Um exemplo notável é a Fazenda da Toca, localizada em São Paulo, que expandiu suas operações em 2025 para incluir mais de 2 mil hectares dedicados à produção orgânica de ovos e frutas. Essa fazenda utiliza técnicas regenerativas para regenerar o solo, reduzindo o uso de insumos químicos e aumentando a produtividade por hectare. Outras propriedades, como as integradas à rede de agricultura regenerativa no Mato Grosso, focam na recuperação de áreas do Cerrado, combinando cultivo de grãos com reflorestamento para combater a erosão e preservar recursos hídricos.

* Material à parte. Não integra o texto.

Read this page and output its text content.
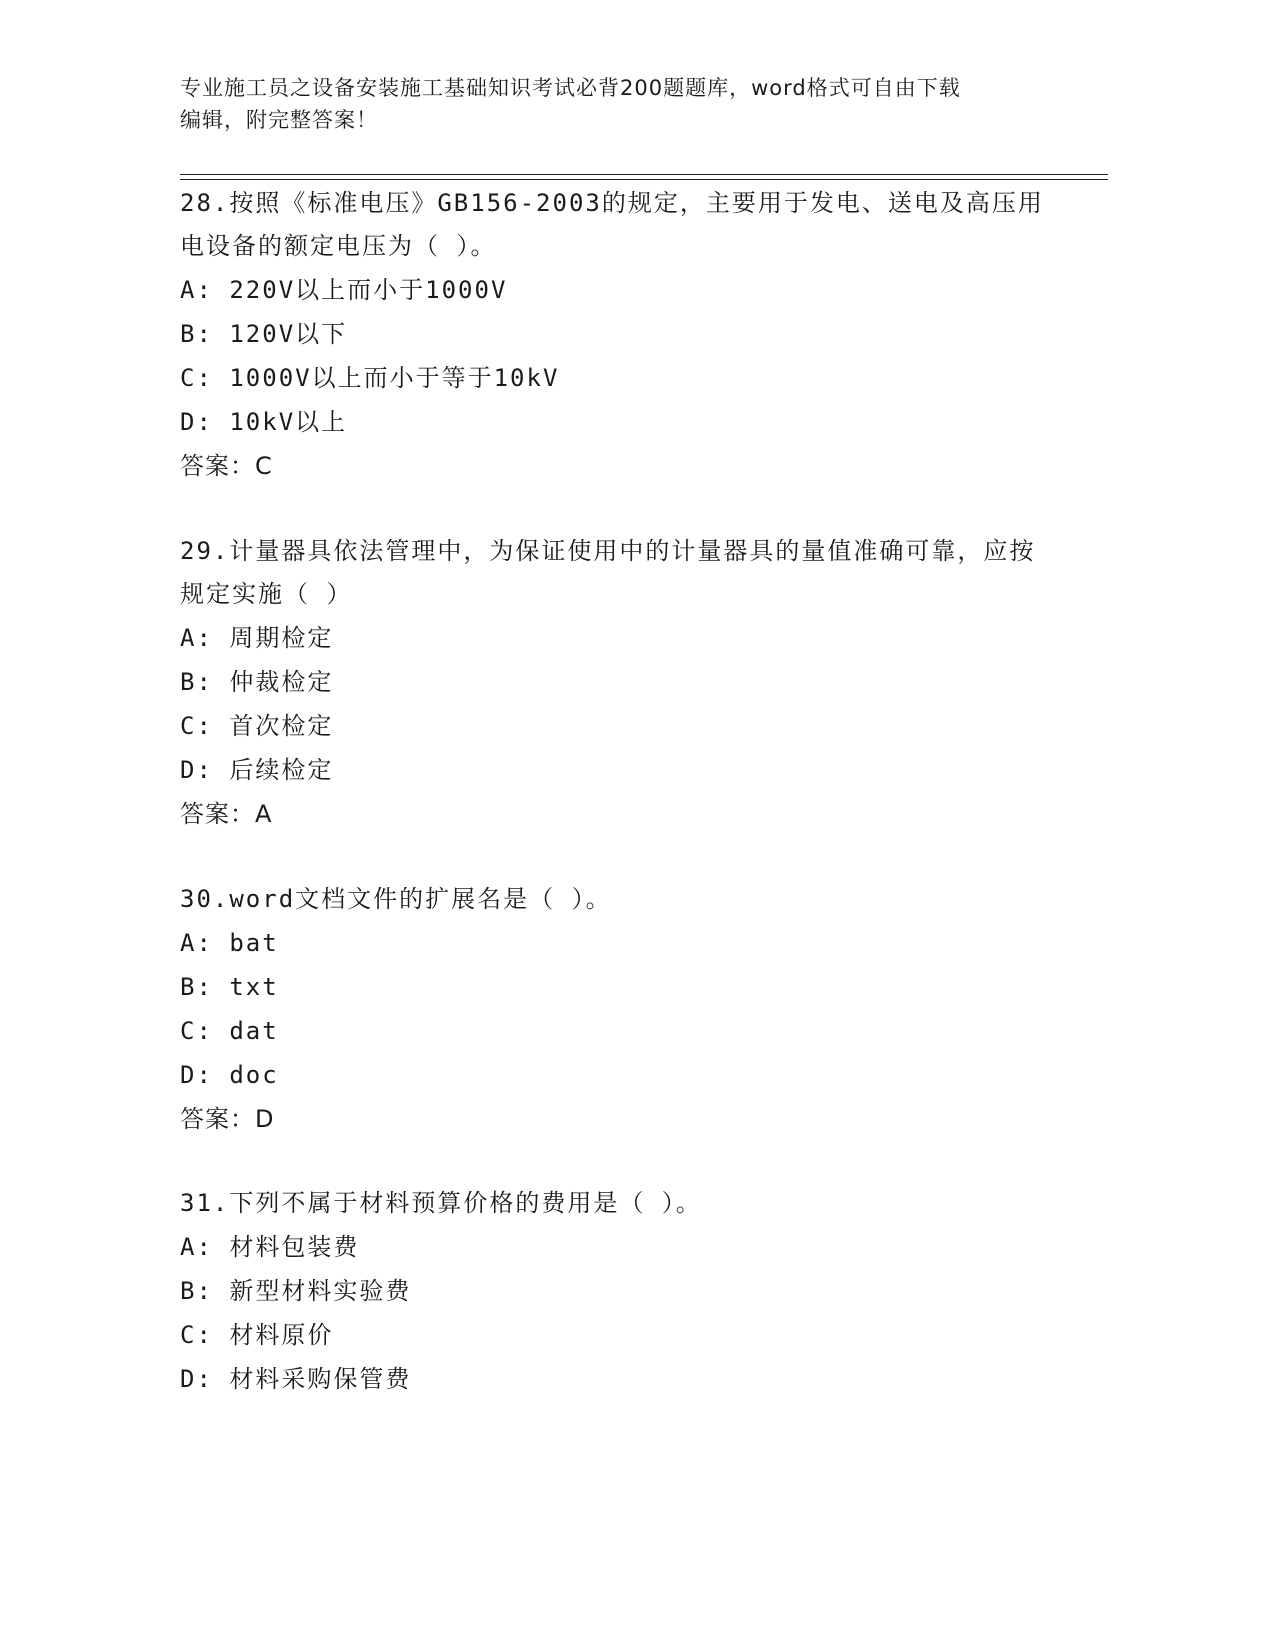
专业施工员之设备安装施工基础知识考试必背200题题库，word格式可自由下载
编辑，附完整答案！
28.按照《标准电压》GB156-2003的规定，主要用于发电、送电及高压用电设备的额定电压为（ ）。
A: 220V以上而小于1000V
B: 120V以下
C: 1000V以上而小于等于10kV
D: 10kV以上
答案：C
29.计量器具依法管理中，为保证使用中的计量器具的量值准确可靠，应按规定实施（ ）
A: 周期检定
B: 仲裁检定
C: 首次检定
D: 后续检定
答案：A
30.word文档文件的扩展名是（ ）。
A: bat
B: txt
C: dat
D: doc
答案：D
31.下列不属于材料预算价格的费用是（ ）。
A: 材料包装费
B: 新型材料实验费
C: 材料原价
D: 材料采购保管费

Projeções para 2025 indicam que essas fazendas podem contribuir para a meta nacional de redução de emissões de gases de efeito estufa, com estudos apontando um potencial de sequestro de milhões de toneladas de carbono anualmente. No entanto, desafios como o acesso a financiamento e a capacitação de produtores persistem, exigindo políticas mais robustas para escalar esses modelos. Essas iniciativas demonstram como a agricultura regenerativa pode alinhar produção econômica com conservação ambiental no país.